Diagnosing Air Conditioning
May
29
2014
Our central air wasn’t working, so I had to fix it.
The furnace and thermostat were working fine, because warm air was blowing throughout the house. After a couple of minutes and it still wasn’t blowing cold air, I started looking around.
First step, walk outside and see if the fan was running.
It was not.
Second step, look up “central air outside fan not working” on the internet. Also, “how to check air conditioner” and “troubleshoot central air”.
Third step, start probing around the unit. I used a standard voltage sensor, shown here.
Here are the steps for probing around.
Step A: Turn off the power
At the fuse box
Step B: Open the fan unit
At the back
Here you can see the relay (contactor) and capacitor.
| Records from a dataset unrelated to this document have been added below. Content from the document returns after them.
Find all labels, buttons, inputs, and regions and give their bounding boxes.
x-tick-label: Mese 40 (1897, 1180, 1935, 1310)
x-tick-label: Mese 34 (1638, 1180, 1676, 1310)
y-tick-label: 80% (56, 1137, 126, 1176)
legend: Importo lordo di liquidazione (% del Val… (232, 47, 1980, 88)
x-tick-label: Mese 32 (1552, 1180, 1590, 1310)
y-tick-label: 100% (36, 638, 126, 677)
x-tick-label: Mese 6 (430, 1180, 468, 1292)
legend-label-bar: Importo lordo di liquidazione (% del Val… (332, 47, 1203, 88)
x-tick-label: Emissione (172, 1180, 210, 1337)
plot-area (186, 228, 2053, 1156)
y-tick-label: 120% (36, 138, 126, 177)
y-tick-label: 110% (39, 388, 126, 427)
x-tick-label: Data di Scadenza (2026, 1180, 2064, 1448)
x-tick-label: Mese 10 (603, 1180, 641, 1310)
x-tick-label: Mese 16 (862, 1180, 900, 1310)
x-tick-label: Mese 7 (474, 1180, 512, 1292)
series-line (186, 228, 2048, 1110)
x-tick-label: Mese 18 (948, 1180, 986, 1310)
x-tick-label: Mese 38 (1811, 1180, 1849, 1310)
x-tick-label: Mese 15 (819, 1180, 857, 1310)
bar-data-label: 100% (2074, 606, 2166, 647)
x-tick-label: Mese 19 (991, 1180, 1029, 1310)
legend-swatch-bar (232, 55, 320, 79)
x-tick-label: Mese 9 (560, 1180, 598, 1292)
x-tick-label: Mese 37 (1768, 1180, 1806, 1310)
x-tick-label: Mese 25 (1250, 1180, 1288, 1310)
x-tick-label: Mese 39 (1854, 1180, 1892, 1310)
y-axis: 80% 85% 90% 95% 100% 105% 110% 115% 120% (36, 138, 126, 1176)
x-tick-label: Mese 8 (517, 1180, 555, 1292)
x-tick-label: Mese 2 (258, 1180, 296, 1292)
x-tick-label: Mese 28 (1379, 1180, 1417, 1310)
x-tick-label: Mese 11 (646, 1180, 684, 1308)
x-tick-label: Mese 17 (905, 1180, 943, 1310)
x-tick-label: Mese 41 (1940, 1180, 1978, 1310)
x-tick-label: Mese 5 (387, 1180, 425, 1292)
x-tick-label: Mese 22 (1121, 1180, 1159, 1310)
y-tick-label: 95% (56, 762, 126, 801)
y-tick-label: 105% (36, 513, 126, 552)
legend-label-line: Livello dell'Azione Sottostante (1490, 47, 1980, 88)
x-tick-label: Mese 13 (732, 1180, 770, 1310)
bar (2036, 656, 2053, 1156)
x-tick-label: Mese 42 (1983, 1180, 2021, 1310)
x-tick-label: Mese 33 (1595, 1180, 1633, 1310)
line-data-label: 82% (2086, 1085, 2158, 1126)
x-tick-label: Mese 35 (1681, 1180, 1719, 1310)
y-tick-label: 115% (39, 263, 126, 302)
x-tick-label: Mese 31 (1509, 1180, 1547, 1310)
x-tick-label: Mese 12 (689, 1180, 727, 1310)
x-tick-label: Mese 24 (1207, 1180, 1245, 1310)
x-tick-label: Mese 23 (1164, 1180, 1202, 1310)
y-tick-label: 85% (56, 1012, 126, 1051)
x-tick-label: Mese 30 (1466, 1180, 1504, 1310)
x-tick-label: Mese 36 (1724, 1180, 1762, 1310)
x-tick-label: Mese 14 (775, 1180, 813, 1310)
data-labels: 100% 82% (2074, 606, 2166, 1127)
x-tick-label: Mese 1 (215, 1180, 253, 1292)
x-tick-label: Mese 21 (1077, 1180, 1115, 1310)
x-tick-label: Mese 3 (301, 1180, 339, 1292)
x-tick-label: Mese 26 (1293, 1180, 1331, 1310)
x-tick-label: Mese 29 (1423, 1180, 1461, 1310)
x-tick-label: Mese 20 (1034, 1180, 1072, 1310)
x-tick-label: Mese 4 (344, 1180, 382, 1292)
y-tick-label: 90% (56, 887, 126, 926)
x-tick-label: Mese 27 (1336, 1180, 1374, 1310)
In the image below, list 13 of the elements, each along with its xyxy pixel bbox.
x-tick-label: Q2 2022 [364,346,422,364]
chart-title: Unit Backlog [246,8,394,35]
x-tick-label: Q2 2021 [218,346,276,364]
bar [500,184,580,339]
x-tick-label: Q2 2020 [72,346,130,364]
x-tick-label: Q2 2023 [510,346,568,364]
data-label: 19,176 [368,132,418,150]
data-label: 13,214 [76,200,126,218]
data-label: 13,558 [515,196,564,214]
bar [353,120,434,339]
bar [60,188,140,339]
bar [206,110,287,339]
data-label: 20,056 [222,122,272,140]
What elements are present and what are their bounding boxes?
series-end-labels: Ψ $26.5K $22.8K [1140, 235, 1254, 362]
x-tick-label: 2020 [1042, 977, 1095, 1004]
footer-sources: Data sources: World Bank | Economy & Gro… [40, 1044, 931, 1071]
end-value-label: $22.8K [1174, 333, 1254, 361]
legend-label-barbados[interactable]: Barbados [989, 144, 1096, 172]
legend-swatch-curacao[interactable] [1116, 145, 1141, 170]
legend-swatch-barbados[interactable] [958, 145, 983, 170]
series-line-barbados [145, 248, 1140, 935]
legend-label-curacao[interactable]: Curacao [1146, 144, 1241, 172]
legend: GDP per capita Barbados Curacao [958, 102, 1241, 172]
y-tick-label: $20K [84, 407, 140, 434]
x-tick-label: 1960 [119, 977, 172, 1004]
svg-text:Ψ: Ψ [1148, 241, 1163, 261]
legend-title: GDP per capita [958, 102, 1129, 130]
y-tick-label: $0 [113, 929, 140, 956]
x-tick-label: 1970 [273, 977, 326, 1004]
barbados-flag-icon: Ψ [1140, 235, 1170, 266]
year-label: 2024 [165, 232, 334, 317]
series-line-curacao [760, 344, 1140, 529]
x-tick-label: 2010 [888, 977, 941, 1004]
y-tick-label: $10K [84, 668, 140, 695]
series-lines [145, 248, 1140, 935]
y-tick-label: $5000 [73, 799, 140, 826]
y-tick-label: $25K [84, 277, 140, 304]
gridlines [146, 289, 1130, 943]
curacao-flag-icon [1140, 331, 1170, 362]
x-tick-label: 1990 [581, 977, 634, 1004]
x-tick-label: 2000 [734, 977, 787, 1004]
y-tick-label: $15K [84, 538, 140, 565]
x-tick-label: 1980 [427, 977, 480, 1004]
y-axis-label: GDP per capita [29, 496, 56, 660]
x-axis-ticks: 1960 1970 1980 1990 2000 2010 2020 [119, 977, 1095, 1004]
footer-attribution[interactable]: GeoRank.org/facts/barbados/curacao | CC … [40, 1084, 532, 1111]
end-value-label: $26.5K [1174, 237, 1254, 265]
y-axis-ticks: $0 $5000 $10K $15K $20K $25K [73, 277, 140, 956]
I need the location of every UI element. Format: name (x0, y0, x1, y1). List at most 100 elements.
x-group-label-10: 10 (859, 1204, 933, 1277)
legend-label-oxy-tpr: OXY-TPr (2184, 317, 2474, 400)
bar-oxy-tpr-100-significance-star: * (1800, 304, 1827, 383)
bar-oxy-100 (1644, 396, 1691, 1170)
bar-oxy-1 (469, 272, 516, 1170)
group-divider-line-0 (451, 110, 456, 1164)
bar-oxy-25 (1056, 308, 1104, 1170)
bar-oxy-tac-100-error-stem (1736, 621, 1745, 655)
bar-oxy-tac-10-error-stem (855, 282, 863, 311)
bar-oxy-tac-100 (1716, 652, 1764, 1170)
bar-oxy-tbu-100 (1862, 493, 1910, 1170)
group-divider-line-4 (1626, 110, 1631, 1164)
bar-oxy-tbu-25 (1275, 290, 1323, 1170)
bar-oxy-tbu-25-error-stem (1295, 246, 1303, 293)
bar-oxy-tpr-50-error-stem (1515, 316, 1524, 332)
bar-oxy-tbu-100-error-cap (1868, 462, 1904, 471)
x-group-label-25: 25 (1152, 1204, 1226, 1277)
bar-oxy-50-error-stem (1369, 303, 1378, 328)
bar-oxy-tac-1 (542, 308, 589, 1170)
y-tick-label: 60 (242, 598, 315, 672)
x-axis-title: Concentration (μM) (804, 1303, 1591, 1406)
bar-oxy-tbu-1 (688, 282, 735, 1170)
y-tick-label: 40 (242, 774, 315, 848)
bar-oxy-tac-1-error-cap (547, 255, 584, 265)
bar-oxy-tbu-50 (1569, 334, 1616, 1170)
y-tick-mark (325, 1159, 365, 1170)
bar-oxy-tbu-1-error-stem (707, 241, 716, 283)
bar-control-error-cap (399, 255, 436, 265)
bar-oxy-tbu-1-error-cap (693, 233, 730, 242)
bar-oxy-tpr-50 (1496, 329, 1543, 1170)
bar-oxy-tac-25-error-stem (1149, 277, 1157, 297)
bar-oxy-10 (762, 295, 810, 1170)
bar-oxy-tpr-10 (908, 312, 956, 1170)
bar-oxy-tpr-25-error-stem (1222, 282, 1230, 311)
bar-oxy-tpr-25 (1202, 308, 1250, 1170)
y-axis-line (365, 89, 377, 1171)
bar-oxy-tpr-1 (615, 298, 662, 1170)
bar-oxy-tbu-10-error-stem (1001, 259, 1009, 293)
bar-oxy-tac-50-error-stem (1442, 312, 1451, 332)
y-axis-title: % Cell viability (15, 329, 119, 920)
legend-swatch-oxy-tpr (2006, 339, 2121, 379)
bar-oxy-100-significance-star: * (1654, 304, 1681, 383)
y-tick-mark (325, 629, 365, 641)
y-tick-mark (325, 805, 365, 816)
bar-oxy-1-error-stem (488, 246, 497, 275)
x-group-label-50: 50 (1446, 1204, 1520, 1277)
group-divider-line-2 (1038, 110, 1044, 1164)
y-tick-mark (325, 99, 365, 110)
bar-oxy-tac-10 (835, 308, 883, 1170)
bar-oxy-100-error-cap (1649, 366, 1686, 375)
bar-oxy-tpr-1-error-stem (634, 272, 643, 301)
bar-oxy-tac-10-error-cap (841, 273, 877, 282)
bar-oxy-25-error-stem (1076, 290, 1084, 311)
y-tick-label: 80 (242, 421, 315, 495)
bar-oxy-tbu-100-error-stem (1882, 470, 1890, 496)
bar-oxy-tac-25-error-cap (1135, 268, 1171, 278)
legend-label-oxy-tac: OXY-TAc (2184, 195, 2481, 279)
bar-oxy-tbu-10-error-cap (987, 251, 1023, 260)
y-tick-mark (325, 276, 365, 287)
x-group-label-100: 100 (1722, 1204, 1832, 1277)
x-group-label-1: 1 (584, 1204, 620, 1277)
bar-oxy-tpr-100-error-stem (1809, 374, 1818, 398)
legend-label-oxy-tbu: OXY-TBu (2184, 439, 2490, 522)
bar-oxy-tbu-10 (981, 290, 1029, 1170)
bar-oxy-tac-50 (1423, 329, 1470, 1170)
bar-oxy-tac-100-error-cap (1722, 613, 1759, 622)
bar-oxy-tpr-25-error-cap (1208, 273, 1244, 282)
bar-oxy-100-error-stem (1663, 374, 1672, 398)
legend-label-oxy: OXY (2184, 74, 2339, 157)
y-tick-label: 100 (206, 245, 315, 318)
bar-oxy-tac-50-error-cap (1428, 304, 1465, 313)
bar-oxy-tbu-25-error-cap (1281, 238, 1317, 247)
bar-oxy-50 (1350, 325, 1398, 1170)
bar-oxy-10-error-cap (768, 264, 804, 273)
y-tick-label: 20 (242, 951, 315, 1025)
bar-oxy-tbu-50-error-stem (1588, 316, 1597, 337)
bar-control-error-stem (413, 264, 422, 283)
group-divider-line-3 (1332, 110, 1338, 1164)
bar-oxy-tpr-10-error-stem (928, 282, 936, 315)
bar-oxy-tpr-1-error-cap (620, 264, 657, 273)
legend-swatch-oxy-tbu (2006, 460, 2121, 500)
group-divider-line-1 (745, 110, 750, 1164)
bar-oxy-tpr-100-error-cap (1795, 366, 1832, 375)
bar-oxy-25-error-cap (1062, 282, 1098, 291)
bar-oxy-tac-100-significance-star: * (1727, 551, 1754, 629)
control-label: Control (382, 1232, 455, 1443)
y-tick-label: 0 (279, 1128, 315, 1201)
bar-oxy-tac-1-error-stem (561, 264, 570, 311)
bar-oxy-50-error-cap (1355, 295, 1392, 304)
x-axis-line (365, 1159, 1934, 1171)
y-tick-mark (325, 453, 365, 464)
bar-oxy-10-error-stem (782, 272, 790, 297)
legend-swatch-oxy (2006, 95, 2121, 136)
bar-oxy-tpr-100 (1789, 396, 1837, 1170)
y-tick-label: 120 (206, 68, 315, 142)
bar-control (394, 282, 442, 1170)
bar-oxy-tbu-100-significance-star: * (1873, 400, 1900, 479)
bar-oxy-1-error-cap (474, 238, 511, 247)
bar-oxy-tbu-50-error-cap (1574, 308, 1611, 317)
The capacitor is the metal can on the bottom right of the enclosure. The relay is the black thing with the white label at the top left, with all the wires.
Step C: Turn the power back on
At the fuse box
Step D: Check power
At the unit, very carefully
This is the relay. Some refer to it as the contactor.
I took the tester and touched the red probe to the red wire and the black probe to the black wire. Not actually the wire, but the screws where the wires terminated.
What should have happened was the tester should have lit up.
But it didn’t.
That was odd, but I figured I got the wrong side of the relay. So I moved the tester to the other red/black pair of screws.
Still no voltage.
I followed the wires back and saw that I had the right screws the first time.
I took the tester to the fuse box.
Red probe to the top of one fuse and black to the top of the other fuse.
Note: I took the On/Off switch out of the socket just for these photos, but it needs to be in for the actual troubleshooting.
Light! That meant there was voltage.
Then I moved the probes to the bottoms of the fuses.
No light! That meant a fuse was bad.
The central air unit uses 240V, which is two opposing 120V lines. Each fuse is a 120V line, so to find the bad fuse, I went from the bottom of each fuse to ground.
The first one lit up the 120V indicator, so that fuse was fine. The second fuse did not light anything, so it was bad.
I went to the nearby hardware store and got a pack of two fuses for $13.00.
Problem solved.
Now my AC blows cold air.
And I didn’t have to replace the capacitor like most of the search results suggested I would have to do.
His speech was smoother than butter, But his heart was war; His words were softer than oil, Yet they were drawn swords.
Psalm 55:21
This little article thingy was written by Some Guy sometime around 6:41 am and has been carefully placed in the Projects category.
May 29th, 2014 at 1:30 pm
So when you replace the fuse, do you put it in really carefully? Or do you shutoff that box from the upstream fuse box (if it’s connected to that and not a separate “system”).
May 29th, 2014 at 7:20 pm
This fuse box is downstream of the circuit breaker, so I shut off power there first.
I could have left it on because the disconnect at the top of the fuse box removes power from the fuse terminals. But I chose to play it safe.